君たちはどう生きるかのたけのこれんこんのネタバレレビュー・内容・結末

君たちはどう生きるか(2023年製作の映画)
4.3

このレビューはネタバレを含みます

『考えるな感じろ』の極致だった。
意味など考えてはいけない、ただそこに存在する宮崎駿監督の映像への情熱と屁理屈と人間愛と勝手さを汲み取るアニメ。
意味など考え始めたら解答がなくて発狂してしまう。

もののけ姫以降、だんだんと辻褄を合わせることよりも監督が作りたい絵を作ることに傾いていた宮崎作品だけれど、今回はそれが本当に極まっていた。
もう、なに?ストーリーなんてかろうじで存在するだけの飾りでしかない。
なのに個人的には決してつまらなくはなかった。
映像に込められた普遍的な記号が面白かったのと、宮崎駿の情熱に圧倒されたせいで。

私は、宮崎アニメを見た時に感じる普遍的な記号と感情がなにより魅力だと思っている。
アニメのそこかしこに、ある程度の年齢の人なら誰しもが持っている深層心理に訴える記号というか、見た瞬間にゾッとしたりハッとしたりする要素がちりばめられているから。
例を挙げると、ぽにょの三老婆や、津波が来ているのに全く動じていない市民たちなど…。
意味はわからないけどとにかく嫌だとか、怖いとか、気持ち良いとか、心の奥から原始的な感情がデロデロと湧いてくるアレ。

今回は、
7人の老婆…が登場したシーンにゾッとしたし、彼女らに守られた白雪姫ならぬお嬢様は黄泉の国に拐われて岩に守られて出産…神話的で意味がわからないのにぐっとくる。
鬱憤を抱えた少年が肉食のアオサギに導かれて死者の国で輪廻を体感するのも、鳥の国で炎を司る母親と共に世界の果てで積木(罪の木?)を重ねる…のも、暗喩でありそうでなさそうな絶妙な塩梅。

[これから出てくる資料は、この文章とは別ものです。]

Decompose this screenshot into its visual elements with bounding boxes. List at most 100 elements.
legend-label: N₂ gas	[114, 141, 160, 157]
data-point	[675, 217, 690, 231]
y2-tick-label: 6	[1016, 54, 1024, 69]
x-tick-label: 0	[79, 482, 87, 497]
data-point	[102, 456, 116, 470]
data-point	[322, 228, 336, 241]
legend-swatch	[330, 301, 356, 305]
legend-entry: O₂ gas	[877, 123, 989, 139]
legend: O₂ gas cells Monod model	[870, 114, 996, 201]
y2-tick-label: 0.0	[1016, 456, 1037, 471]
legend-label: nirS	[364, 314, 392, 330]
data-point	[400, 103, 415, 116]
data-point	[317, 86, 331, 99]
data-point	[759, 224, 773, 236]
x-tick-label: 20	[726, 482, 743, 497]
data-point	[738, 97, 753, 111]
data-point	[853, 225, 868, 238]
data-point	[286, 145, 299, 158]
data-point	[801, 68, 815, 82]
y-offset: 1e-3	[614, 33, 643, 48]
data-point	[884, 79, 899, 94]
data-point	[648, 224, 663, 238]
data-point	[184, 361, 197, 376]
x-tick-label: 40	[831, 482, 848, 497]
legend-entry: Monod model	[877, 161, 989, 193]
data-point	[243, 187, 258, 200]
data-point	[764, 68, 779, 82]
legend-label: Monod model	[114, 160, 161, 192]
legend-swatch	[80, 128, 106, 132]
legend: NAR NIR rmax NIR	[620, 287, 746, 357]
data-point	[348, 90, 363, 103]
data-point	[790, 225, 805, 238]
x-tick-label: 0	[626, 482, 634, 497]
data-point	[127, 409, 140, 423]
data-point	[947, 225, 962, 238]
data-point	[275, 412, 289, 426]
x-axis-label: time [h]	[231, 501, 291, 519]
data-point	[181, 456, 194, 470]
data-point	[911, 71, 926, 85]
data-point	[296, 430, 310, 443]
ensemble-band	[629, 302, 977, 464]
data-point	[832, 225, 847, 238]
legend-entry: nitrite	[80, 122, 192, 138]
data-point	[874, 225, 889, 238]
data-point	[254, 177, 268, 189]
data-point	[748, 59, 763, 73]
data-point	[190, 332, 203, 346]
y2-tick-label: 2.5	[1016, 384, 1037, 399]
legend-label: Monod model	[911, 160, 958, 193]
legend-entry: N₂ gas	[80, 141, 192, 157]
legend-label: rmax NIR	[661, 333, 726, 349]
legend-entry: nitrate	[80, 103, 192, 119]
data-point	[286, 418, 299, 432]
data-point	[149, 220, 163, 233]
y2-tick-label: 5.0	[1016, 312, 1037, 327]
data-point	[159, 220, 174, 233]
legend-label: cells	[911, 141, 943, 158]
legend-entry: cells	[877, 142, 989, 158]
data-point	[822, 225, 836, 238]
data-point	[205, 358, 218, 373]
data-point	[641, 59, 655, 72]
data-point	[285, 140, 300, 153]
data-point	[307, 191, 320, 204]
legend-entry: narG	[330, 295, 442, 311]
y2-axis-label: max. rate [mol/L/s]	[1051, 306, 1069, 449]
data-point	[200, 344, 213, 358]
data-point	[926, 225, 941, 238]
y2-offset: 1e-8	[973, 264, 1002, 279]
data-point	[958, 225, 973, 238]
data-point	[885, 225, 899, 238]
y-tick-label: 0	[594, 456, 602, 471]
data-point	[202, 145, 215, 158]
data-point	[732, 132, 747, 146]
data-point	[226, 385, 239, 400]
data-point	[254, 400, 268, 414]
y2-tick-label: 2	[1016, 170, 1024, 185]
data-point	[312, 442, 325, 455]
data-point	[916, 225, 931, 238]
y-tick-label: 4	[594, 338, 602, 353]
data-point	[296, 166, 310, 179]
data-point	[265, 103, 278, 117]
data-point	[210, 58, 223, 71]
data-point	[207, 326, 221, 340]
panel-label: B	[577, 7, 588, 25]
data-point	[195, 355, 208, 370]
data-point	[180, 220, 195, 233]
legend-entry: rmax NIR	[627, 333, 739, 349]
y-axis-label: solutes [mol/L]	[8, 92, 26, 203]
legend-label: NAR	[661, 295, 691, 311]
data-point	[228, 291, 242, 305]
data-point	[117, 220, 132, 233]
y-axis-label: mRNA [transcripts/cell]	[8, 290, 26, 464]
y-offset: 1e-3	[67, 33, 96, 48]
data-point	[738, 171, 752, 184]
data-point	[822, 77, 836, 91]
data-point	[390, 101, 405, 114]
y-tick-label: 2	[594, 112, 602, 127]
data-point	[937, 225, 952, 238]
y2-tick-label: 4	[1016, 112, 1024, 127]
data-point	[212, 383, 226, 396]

映画を見ていない人にあらすじを説明できる自信はまるでない。
わけわからんストーリーなのに成立してる!すげぇ!!という、これまたズレた感想が沢山出てくる。
このアニメに関して私は大絶賛しているけれど、最低だという感想もすっごくわかるという類を見ない作品となった。